Die geistliche Führung hat sich Jahrzehnte an der Macht gehalten – aber jetzt gerät die Diktatur der Mullahs ernsthaft in Gefahr. Sie haben die Situation selbst geschaffen, über die sie stürzen könnten.

(+) Massenproteste in Iran: Das Einzige, was diesem Regime bleibt, ist Gewalt
Polizei überwacht eine Pro-Regierungsdemonstration in Teheran. (Foto: REUTERS)
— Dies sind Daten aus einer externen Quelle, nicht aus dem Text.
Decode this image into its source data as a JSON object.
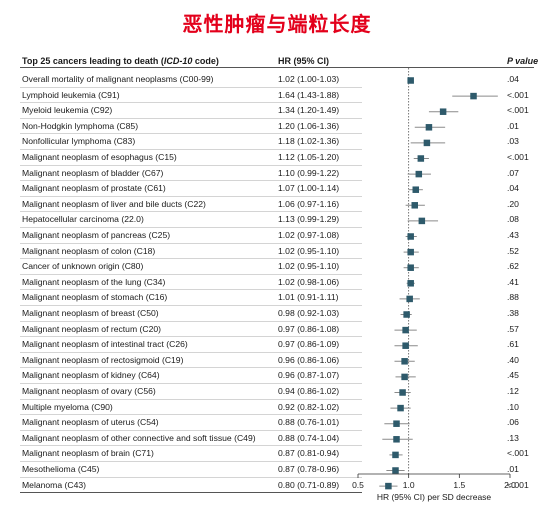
{
  "title": "恶性肿瘤与端粒长度",
  "headers": {
    "label_prefix": "Top 25 cancers leading to death (",
    "label_code": "ICD-10",
    "label_suffix": " code)",
    "hr": "HR (95% CI)",
    "p": "P value"
  },
  "rows": [
    {
      "label": "Overall mortality of malignant neoplasms (C00-99)",
      "hr_text": "1.02 (1.00-1.03)",
      "p": ".04"
    },
    {
      "label": "Lymphoid leukemia (C91)",
      "hr_text": "1.64 (1.43-1.88)",
      "p": "<.001"
    },
    {
      "label": "Myeloid leukemia (C92)",
      "hr_text": "1.34 (1.20-1.49)",
      "p": "<.001"
    },
    {
      "label": "Non-Hodgkin lymphoma (C85)",
      "hr_text": "1.20 (1.06-1.36)",
      "p": ".01"
    },
    {
      "label": "Nonfollicular lymphoma (C83)",
      "hr_text": "1.18 (1.02-1.36)",
      "p": ".03"
    },
    {
      "label": "Malignant neoplasm of esophagus (C15)",
      "hr_text": "1.12 (1.05-1.20)",
      "p": "<.001"
    },
    {
      "label": "Malignant neoplasm of bladder (C67)",
      "hr_text": "1.10 (0.99-1.22)",
      "p": ".07"
    },
    {
      "label": "Malignant neoplasm of prostate (C61)",
      "hr_text": "1.07 (1.00-1.14)",
      "p": ".04"
    },
    {
      "label": "Malignant neoplasm of liver and bile ducts (C22)",
      "hr_text": "1.06 (0.97-1.16)",
      "p": ".20"
    },
    {
      "label": "Hepatocellular carcinoma (22.0)",
      "hr_text": "1.13 (0.99-1.29)",
      "p": ".08"
    },
    {
      "label": "Malignant neoplasm of pancreas (C25)",
      "hr_text": "1.02 (0.97-1.08)",
      "p": ".43"
    },
    {
      "label": "Malignant neoplasm of colon (C18)",
      "hr_text": "1.02 (0.95-1.10)",
      "p": ".52"
    },
    {
      "label": "Cancer of unknown origin (C80)",
      "hr_text": "1.02 (0.95-1.10)",
      "p": ".62"
    },
    {
      "label": "Malignant neoplasm of the lung (C34)",
      "hr_text": "1.02 (0.98-1.06)",
      "p": ".41"
    },
    {
      "label": "Malignant neoplasm of stomach (C16)",
      "hr_text": "1.01 (0.91-1.11)",
      "p": ".88"
    },
    {
      "label": "Malignant neoplasm of breast (C50)",
      "hr_text": "0.98 (0.92-1.03)",
      "p": ".38"
    },
    {
      "label": "Malignant neoplasm of rectum (C20)",
      "hr_text": "0.97 (0.86-1.08)",
      "p": ".57"
    },
    {
      "label": "Malignant neoplasm of intestinal tract (C26)",
      "hr_text": "0.97 (0.86-1.09)",
      "p": ".61"
    },
    {
      "label": "Malignant neoplasm of rectosigmoid (C19)",
      "hr_text": "0.96 (0.86-1.06)",
      "p": ".40"
    },
    {
      "label": "Malignant neoplasm of kidney (C64)",
      "hr_text": "0.96 (0.87-1.07)",
      "p": ".45"
    },
    {
      "label": "Malignant neoplasm of ovary (C56)",
      "hr_text": "0.94 (0.86-1.02)",
      "p": ".12"
    },
    {
      "label": "Multiple myeloma (C90)",
      "hr_text": "0.92 (0.82-1.02)",
      "p": ".10"
    },
    {
      "label": "Malignant neoplasm of uterus (C54)",
      "hr_text": "0.88 (0.76-1.01)",
      "p": ".06"
    },
    {
      "label": "Malignant neoplasm of other connective and soft tissue (C49)",
      "hr_text": "0.88 (0.74-1.04)",
      "p": ".13"
    },
    {
      "label": "Malignant neoplasm of brain (C71)",
      "hr_text": "0.87 (0.81-0.94)",
      "p": "<.001"
    },
    {
      "label": "Mesothelioma (C45)",
      "hr_text": "0.87 (0.78-0.96)",
      "p": ".01"
    },
    {
      "label": "Melanoma (C43)",
      "hr_text": "0.80 (0.71-0.89)",
      "p": "<.001"
    }
  ],
  "chart_data": {
    "type": "forest",
    "xlabel": "HR (95% CI) per SD decrease",
    "xlim": [
      0.5,
      2.0
    ],
    "xticks": [
      0.5,
      1.0,
      1.5,
      2.0
    ],
    "xtick_labels": [
      "0.5",
      "1.0",
      "1.5",
      "2.0"
    ],
    "reference_line": 1.0,
    "marker_color": "#2e5a6b",
    "points": [
      {
        "hr": 1.02,
        "lo": 1.0,
        "hi": 1.03
      },
      {
        "hr": 1.64,
        "lo": 1.43,
        "hi": 1.88
      },
      {
        "hr": 1.34,
        "lo": 1.2,
        "hi": 1.49
      },
      {
        "hr": 1.2,
        "lo": 1.06,
        "hi": 1.36
      },
      {
        "hr": 1.18,
        "lo": 1.02,
        "hi": 1.36
      },
      {
        "hr": 1.12,
        "lo": 1.05,
        "hi": 1.2
      },
      {
        "hr": 1.1,
        "lo": 0.99,
        "hi": 1.22
      },
      {
        "hr": 1.07,
        "lo": 1.0,
        "hi": 1.14
      },
      {
        "hr": 1.06,
        "lo": 0.97,
        "hi": 1.16
      },
      {
        "hr": 1.13,
        "lo": 0.99,
        "hi": 1.29
      },
      {
        "hr": 1.02,
        "lo": 0.97,
        "hi": 1.08
      },
      {
        "hr": 1.02,
        "lo": 0.95,
        "hi": 1.1
      },
      {
        "hr": 1.02,
        "lo": 0.95,
        "hi": 1.1
      },
      {
        "hr": 1.02,
        "lo": 0.98,
        "hi": 1.06
      },
      {
        "hr": 1.01,
        "lo": 0.91,
        "hi": 1.11
      },
      {
        "hr": 0.98,
        "lo": 0.92,
        "hi": 1.03
      },
      {
        "hr": 0.97,
        "lo": 0.86,
        "hi": 1.08
      },
      {
        "hr": 0.97,
        "lo": 0.86,
        "hi": 1.09
      },
      {
        "hr": 0.96,
        "lo": 0.86,
        "hi": 1.06
      },
      {
        "hr": 0.96,
        "lo": 0.87,
        "hi": 1.07
      },
      {
        "hr": 0.94,
        "lo": 0.86,
        "hi": 1.02
      },
      {
        "hr": 0.92,
        "lo": 0.82,
        "hi": 1.02
      },
      {
        "hr": 0.88,
        "lo": 0.76,
        "hi": 1.01
      },
      {
        "hr": 0.88,
        "lo": 0.74,
        "hi": 1.04
      },
      {
        "hr": 0.87,
        "lo": 0.81,
        "hi": 0.94
      },
      {
        "hr": 0.87,
        "lo": 0.78,
        "hi": 0.96
      },
      {
        "hr": 0.8,
        "lo": 0.71,
        "hi": 0.89
      }
    ]
  }
}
Die Frage ist jetzt immer die eine, sie fällt in den Fernsehnachrichten, in Instagram-Reels, in den Gesprächen zwischen den Iranerinnen und Iranern im Ausland, die ihre Angehörigen nicht mehr erreichen, seit das Regime das Internet und die Telefonleitungen blockiert hat. Fällt die Islamische Republik? Schaffen es die Menschen diesmal, nach all den Demonstrationen zuvor, in den Jahren 2009, 2017, 2019 und 2022?

Die Proteste in Iran haben nun schon 27 Provinzen des Landes erfasst. Die Demonstranten folgen auch einem Aufruf von Reza Pahlavi, dem Sohn des letzten Schah.